Contemporary Kantian philosophy is a fusion of the classical 18th century philosophy of Immanuel Kant and the methods of contemporary philosophy, within an expressly cosmopolitan framework.

The range and scope of the problems and topics addressed by contemporary Kantian philosophy are as broad and as deep as the rational human condition itself.[xi]

Correspondingly, a sub-species of contemporary Kantian philosophy that is sharply distinct from neo-neo-Kantianism is what I call rational anthropology.[xii]

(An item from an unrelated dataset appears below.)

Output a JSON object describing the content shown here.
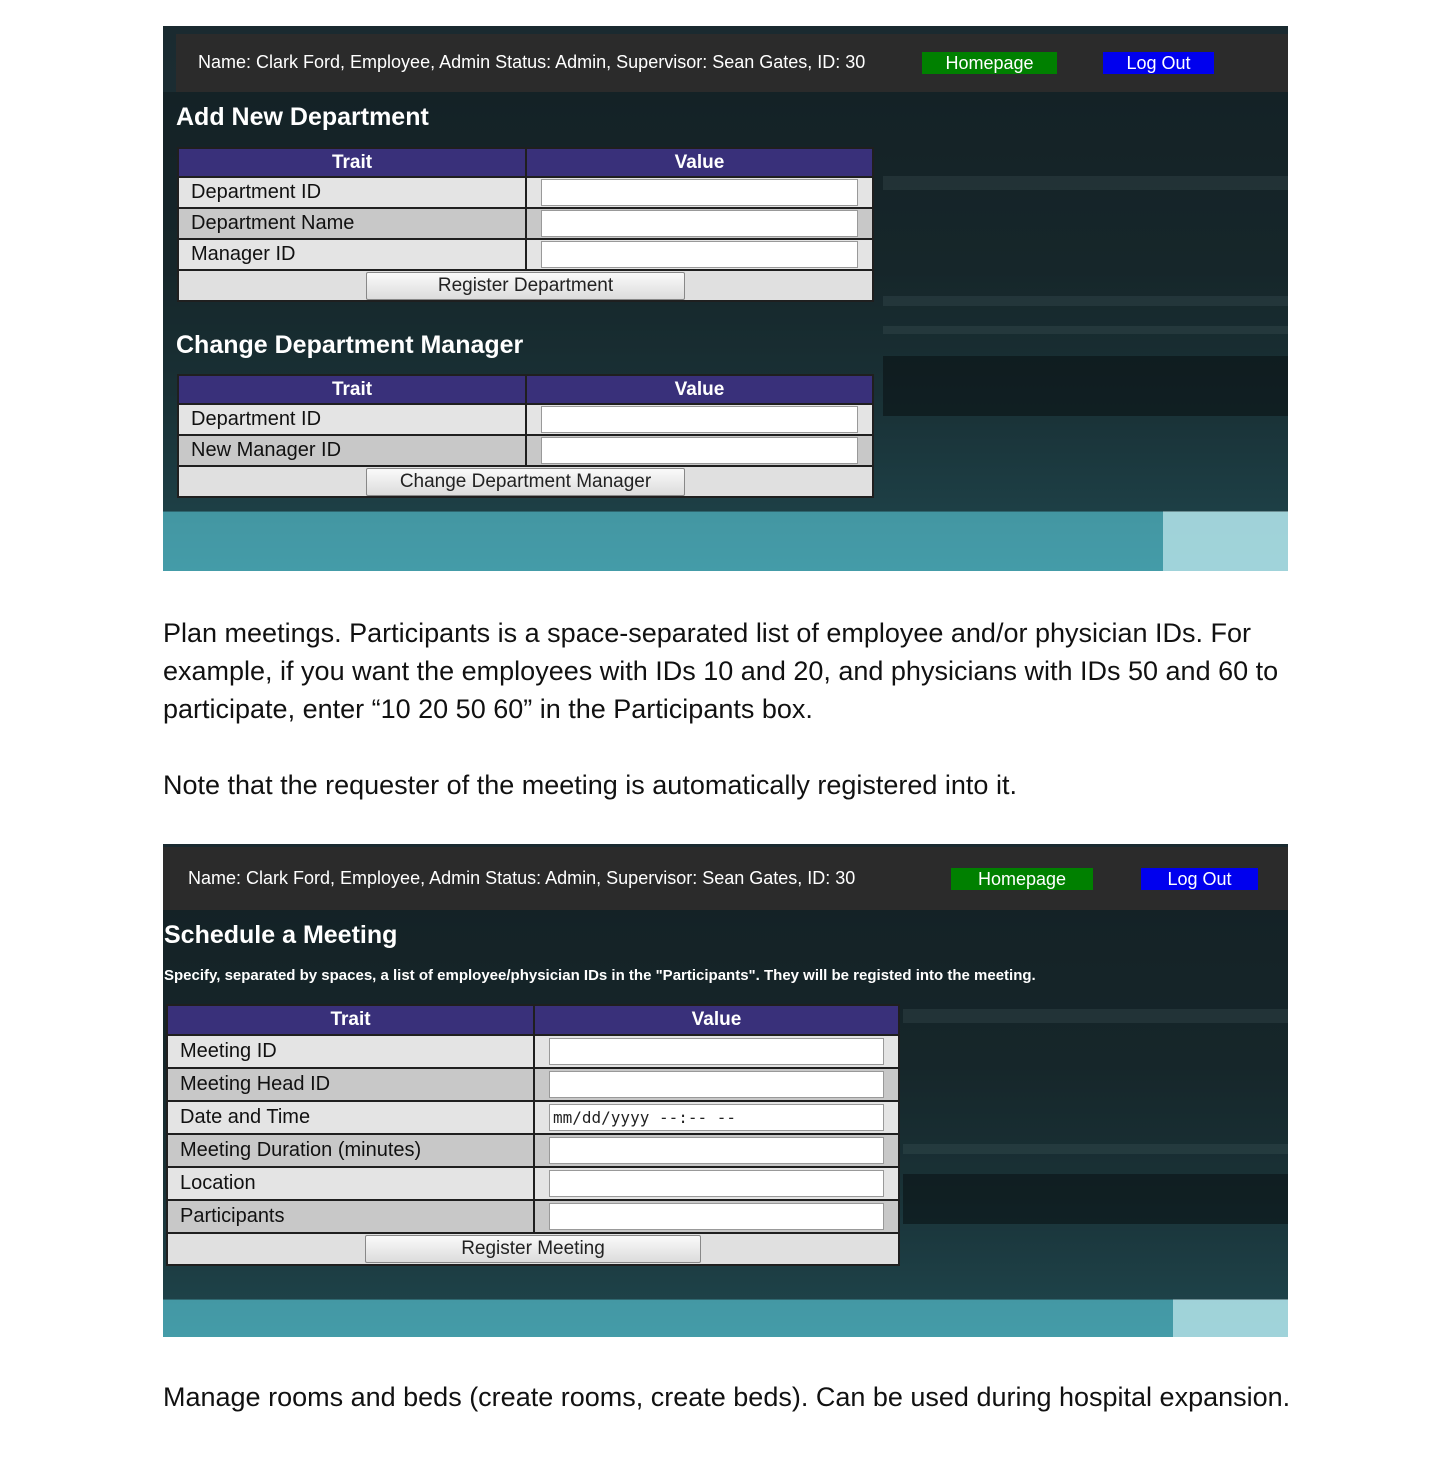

Later in these notes, I’ll spell out the three basic differences between classical neo-Kantianism and neo-neo-Kantianism on the one hand, and rational anthropology on the other.

Third, not only Heis, but also the other recent mainstream Anglo-American professional academic scholars who work on the neo-Kantian tradition, almost entirely avoid or ignore a THIRD stream of classical neo-Kantianism, namely the neo-Friesian school of neo-Kantianism, named after the post-Kantian philosopher Jakob Friedrich Fries, most prominently defended by Leonard Nelson, who, not altogether coincidentally, was a radical socialist.

Fourth, indeed, correspondingly, not only Heis but also but also the other recent mainstream Anglo-American professional academic scholars who work on the neo-Kantian tradition, almost entirely avoid or ignore the intimately close theoretical and practical connections between classical neo-Kantianism and SOCIALISM.

By sharp contrast, the Wikipedia article on neo-Kantianism says this:

the ethical aspects of neo-Kantian thought often drew them within the orbit of socialism, and they had an important influence on Austromarxism and the revisionism of Eduard Bernstein. Lange and Cohen in particular were keen on this connection between Kantian thought and socialism.[xiii]

97. Now we’re in a position to understand anti-Kantianism.

By anti-Kantianism, I mean the regularly recurring waves of widespread critical rejections of and visceral antipathy towards Kant’s (and by implication, towards Kantian and/or neo-Kantian) philosophy in the history of later modern philosophy.

By my count, so far, there have been at least six waves of anti-Kantianism:

first, during the early absolute idealist and in particular Hegelian period in the early- to mid-19th century, when Kant was pejoratively labeled a subjective idealist;[xiv]

second, during the Marxist socialist period prior to the rise of neo-Kantianism, in the mid-19th century, and again during the Russian Marxist-Leninist socialist period, after 1917,[xv] when Kant was pejoratively labeled a petit-bourgeois liberal;

third, during the early period of classical Analytic philosophy in the 20th century, when Kant was pejoratively labeled a logical psychologicist and again a subjective idealist;[xvi]

fourth, during and in the immediate wake of World War I, when Kant, along with post-Kantian German idealism, and Nietzsche, was blamed for initiating the rise of German militarism culminating in the cult-of-the-Kaiser and World War I;[xvii]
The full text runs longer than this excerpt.